Epigenetic modifications associated with Amyotrophic Lateral Sclerosis (ALS) onset and progression

In the recent years a growing amount of evidence indicates the functional significance of epigenetics in various aspects of neural function and dysfunction. Alterations in chromatin structure resulting in long lasting changes in gene expression have been associated to many different aspects of neuronal biology, including neurodegenerative disorders such Amyotrophic Lateral Sclerosis (ALS).
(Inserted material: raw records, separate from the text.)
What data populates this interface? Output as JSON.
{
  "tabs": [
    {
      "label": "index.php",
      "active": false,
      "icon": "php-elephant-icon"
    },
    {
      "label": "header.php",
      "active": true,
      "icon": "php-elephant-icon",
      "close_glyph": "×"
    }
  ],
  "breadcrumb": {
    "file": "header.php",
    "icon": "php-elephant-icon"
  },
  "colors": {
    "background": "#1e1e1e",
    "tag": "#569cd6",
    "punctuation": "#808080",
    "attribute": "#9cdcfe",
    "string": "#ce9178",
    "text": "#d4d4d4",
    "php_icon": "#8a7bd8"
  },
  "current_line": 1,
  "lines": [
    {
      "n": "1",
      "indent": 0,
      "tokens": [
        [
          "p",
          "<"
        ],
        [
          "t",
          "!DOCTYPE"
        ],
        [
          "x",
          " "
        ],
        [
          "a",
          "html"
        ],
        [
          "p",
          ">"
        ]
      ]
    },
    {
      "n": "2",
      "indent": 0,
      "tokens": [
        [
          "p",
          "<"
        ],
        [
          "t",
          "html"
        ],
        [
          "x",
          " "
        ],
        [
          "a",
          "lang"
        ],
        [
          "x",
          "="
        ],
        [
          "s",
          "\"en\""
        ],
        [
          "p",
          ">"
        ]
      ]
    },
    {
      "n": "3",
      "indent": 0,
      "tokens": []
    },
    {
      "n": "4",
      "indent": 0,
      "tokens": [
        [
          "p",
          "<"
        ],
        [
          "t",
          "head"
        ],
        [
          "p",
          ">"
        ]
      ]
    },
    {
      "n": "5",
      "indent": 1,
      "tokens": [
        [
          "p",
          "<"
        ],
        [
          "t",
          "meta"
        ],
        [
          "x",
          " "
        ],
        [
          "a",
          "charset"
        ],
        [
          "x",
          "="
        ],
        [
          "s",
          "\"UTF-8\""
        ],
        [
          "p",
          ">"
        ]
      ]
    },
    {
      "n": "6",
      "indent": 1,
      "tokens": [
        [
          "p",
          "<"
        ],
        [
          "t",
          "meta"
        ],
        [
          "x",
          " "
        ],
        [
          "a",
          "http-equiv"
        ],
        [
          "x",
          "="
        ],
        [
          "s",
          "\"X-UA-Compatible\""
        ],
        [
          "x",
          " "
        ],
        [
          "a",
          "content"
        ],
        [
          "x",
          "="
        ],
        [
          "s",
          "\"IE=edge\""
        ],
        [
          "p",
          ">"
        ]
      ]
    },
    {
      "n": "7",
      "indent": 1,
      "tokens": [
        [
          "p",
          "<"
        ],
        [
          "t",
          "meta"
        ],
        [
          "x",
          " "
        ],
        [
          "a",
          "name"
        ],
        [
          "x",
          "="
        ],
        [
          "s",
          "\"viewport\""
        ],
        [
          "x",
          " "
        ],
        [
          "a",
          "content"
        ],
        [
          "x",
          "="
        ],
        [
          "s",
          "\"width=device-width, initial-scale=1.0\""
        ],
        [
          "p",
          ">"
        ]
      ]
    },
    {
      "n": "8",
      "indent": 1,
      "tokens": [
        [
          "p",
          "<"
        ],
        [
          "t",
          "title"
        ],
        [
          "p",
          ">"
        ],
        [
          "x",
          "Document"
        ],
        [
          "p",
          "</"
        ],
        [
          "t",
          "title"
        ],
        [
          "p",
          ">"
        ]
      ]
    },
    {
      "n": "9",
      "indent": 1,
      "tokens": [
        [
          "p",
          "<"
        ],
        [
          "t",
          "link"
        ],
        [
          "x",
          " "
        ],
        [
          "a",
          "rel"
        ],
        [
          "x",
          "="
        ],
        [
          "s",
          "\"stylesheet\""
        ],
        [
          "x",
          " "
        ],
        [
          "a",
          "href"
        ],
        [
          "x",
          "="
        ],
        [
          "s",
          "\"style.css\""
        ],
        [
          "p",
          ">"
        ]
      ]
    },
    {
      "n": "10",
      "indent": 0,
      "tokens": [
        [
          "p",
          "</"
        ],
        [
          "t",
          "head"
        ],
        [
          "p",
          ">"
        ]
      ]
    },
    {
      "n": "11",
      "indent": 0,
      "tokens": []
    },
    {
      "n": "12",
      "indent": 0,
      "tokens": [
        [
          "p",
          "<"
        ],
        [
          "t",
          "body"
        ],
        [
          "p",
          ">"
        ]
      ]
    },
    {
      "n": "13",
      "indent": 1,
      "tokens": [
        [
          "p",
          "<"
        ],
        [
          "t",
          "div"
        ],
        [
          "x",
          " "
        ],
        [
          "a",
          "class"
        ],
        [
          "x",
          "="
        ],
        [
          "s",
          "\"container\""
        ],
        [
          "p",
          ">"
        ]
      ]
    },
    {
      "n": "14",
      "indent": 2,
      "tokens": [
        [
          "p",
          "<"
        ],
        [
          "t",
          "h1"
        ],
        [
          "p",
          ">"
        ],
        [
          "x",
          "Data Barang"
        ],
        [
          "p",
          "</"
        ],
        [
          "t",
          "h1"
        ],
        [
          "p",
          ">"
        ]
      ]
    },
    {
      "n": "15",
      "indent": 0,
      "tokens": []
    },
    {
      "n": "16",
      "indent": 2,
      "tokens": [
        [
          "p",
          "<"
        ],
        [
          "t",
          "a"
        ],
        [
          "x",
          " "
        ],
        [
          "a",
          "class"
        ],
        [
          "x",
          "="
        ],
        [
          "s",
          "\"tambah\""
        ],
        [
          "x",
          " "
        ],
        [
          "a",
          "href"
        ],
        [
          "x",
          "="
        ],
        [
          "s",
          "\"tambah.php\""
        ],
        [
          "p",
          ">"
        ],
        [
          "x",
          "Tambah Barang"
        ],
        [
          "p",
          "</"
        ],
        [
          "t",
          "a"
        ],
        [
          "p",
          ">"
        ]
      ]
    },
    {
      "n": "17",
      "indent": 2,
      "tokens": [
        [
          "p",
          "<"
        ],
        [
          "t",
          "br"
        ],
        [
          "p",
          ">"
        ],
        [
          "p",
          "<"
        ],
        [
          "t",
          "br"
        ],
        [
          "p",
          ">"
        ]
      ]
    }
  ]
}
ALS is predominantly sporadic and environmental triggers may be involved in disease initiation. In this respect, the epigenome can provide the key to transform the genetic information into phenotype. Alterations in the epigenetic machinery and/or epigenetic modifications can be considered a readout of disease onset and progression and an ideal target for therapeutic interventions. My PhD thesis is, indeed, focused on different aspect of epigenetic modifications in ALS cellular and animal models. By in vitro and in vivo assays I demonstrate that some epigenetic markers, linked to transcriptional activation or repression, are selectively altered in cellular and animal model of ALS. Moreover I observed a physical interaction between the ALS-causing gene TDP43 and the histone deacetylases 1 (HDAC1). Finally, I demonstrate that perturbation of HDAC1 level or activity affects TDP-43-induced cell damage. Although preliminary, these data can be extended by testing more specific HDAC1 inhibitors which can be chemically optimized by computational biology approaches.